Kim bu fethullah Gülen Hoca efendi; Abant toplantıları ile Kurdistan halkına şirin gösterilen, Kurdistan' ın Kuzey ve Güneyinde devasa eğitim kurumları bulunan dev bir medya ordusunu yöneten triliyonlara varan bir sermayeye sahip olan Ferhullah Gülen Hoca efendi, kendi anlatımı ile kökleri Bitlis Ahlat kazasindan, Ataları, vukubulan bir kan davasından dolayı Ahlat’ tan Erzuruma kaçan ve kendisi de 27 Nisan 1941 yılında Erzurum’ un Pasinler kazasında doğan bir Kürt! Kendisi bu kimliğini red eden biri. Nasıl ki Türk devletinin Başbakanı Ecevit dedesinin mezar taşında Kurdizade Mustafa taşını kaldırıp çöpe attıysa, Fethullah Gülen Hoca Efendi’ de yörede Kürt olarak bilinen atalarını bir kalemde Türkleştiriyor. 23. 11. 2006 tarihinde Cumhuriyet gazatesi yazarlarından Oral Çalışlar ile yaptığı röpotajda şunları belirtiyor;

    Oral Çalışlar: Anılarınızda ‘’İlk zamanlar Said Nursi Kürt olduğunu öğrenince ondan uzak durdum’’ diyorsunuz. Sizde Ahlatlısınız ve bu yönü ile Kürt kökenlisiniz. Zaten anılarınızda, dedenize ‘’Kürt’’ lakabı takıldığını söylüyorsunuz.
Fethullah Gülen: İsterseniz, bu sorunuzun cevabına sonundan başlayalım. Öncellikle dedeme Kürt ve Kurt denilmesi tamamen o yöreye ait bir yakıştırmadır...Zaten Ahlat merkezi ( bir makalesinde dedelerinin köyde yaşadığını belirtiyor), özbe öz Türktür. Said Nursi ile ilgili mülahazama gelince, bu da supjektif bir meseledir. Her Erzurumlu gibi bende de milliyetçiliğin tesiri olmuş olabilir.
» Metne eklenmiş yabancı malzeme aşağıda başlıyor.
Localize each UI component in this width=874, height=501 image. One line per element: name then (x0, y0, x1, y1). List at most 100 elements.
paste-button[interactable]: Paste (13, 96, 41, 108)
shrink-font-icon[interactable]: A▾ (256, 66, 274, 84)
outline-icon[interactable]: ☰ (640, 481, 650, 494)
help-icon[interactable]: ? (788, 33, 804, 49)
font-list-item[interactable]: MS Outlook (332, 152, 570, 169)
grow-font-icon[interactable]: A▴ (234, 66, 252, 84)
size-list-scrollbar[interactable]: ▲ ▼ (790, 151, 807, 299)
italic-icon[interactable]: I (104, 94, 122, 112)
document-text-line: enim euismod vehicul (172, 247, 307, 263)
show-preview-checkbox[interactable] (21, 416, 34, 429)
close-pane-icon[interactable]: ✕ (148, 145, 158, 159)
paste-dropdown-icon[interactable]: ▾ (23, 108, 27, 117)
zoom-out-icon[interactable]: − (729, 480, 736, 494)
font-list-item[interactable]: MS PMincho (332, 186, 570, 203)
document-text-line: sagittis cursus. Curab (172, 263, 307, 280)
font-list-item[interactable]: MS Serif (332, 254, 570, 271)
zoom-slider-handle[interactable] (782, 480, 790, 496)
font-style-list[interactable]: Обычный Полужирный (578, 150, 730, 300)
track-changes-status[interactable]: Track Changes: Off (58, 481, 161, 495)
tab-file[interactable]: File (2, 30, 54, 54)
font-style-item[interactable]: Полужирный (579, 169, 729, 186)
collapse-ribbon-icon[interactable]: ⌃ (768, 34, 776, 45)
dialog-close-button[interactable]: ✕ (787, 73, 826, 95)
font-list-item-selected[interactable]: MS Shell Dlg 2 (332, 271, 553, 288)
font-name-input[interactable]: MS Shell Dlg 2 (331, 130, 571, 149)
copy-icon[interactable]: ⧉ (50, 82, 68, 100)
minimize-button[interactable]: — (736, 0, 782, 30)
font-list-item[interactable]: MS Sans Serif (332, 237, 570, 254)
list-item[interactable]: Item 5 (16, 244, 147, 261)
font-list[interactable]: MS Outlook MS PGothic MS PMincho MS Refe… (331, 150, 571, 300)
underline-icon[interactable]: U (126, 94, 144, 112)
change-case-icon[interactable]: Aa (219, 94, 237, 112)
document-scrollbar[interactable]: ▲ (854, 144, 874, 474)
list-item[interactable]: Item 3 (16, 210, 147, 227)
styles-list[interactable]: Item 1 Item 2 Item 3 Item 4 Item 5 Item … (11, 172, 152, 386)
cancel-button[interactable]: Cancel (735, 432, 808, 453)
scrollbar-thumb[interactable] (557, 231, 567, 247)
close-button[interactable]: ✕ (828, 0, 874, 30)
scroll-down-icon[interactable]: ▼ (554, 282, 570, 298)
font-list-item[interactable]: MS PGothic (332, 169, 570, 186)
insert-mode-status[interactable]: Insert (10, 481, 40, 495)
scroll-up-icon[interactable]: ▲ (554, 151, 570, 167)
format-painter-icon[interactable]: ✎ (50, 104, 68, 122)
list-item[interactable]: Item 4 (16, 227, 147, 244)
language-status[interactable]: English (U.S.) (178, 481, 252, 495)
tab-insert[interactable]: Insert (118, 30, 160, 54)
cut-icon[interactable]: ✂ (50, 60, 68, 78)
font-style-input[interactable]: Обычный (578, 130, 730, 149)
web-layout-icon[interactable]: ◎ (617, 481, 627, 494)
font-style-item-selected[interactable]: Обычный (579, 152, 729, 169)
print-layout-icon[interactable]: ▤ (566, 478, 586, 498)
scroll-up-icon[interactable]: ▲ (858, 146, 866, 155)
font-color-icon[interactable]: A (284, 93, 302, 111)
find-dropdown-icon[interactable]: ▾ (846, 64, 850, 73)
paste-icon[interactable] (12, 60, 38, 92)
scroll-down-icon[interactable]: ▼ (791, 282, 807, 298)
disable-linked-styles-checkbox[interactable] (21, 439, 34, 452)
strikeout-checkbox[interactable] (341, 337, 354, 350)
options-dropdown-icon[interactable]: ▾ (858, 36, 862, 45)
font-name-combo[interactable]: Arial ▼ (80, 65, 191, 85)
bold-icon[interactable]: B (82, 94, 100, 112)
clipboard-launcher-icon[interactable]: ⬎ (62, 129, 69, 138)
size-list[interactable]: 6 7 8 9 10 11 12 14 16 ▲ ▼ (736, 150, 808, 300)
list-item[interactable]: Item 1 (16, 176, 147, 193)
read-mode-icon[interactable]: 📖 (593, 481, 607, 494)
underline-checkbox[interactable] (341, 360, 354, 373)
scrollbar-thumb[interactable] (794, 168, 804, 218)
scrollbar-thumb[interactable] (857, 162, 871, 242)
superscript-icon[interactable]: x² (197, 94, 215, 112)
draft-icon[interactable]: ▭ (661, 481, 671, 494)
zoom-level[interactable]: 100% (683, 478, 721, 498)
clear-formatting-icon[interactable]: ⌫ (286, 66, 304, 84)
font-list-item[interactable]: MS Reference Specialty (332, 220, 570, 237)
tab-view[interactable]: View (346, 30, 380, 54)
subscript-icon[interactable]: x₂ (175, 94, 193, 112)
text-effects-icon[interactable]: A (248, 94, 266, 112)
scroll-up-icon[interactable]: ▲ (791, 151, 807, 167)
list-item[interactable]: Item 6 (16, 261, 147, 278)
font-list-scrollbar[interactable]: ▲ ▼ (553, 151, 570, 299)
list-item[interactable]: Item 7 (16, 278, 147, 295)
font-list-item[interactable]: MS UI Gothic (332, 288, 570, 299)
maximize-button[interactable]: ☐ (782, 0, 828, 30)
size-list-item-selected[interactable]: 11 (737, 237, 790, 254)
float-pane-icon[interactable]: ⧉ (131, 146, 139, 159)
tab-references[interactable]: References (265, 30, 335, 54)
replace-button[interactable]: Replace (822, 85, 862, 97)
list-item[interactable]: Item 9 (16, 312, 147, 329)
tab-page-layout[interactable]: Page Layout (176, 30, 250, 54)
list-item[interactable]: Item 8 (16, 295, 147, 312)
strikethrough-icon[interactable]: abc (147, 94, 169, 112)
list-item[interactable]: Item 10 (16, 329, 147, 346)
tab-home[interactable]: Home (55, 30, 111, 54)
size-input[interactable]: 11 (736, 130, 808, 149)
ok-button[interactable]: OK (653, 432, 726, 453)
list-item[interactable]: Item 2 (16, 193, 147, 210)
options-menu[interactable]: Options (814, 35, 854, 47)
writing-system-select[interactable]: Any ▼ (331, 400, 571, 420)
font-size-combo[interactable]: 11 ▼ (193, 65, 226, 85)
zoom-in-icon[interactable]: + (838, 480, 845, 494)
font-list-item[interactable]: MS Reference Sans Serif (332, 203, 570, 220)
    Fethullah Gülen Hoca Efendi, kendi soyunu inkar edip kendisini soysuzlaştırıyorsa bu onun kendi sorunu ama devşirilmiş Türkleşmiş bu şahsın ilgi alanı Kurdistan ve Kurdistan’ lı körpe beyinlerin yeniçeri ocakları benzeri, Kürt çocuklarını Türkleştirip, soyuna düşman etme planları olunca, her Kürt gibi bu da benim sorunumdur.

    Fethullah Gülen TSK baskı ve zülümden dolayı, Türkiye’ yi terk etmek zorunda kaldığı propağandası beyinlere kazınıyor. Hümanist ve büyük bir deha-filozof olarak Kürt halkına lanse ediliyor ve buna bir kesim Kürt’lerde aracı oluyor. Bir kez, Fethullah Gülen Hoca Efendi TSK tarafından istenmeyen, öldürülmeye çalışılan, suikast düzenilmek istenilen bir kişi demegojisi büyük bir yalan. Verdiği Vaazlerde hiçkira hiçkıra ağlayan, gözşayıları seller oluşturan Fethullah Gülen, kendi ifadesi ile yaptığı bütün çalışmaları TSK’ nin bilgi, onayi ve yönlendirmesi ile gerçekleştiriyor.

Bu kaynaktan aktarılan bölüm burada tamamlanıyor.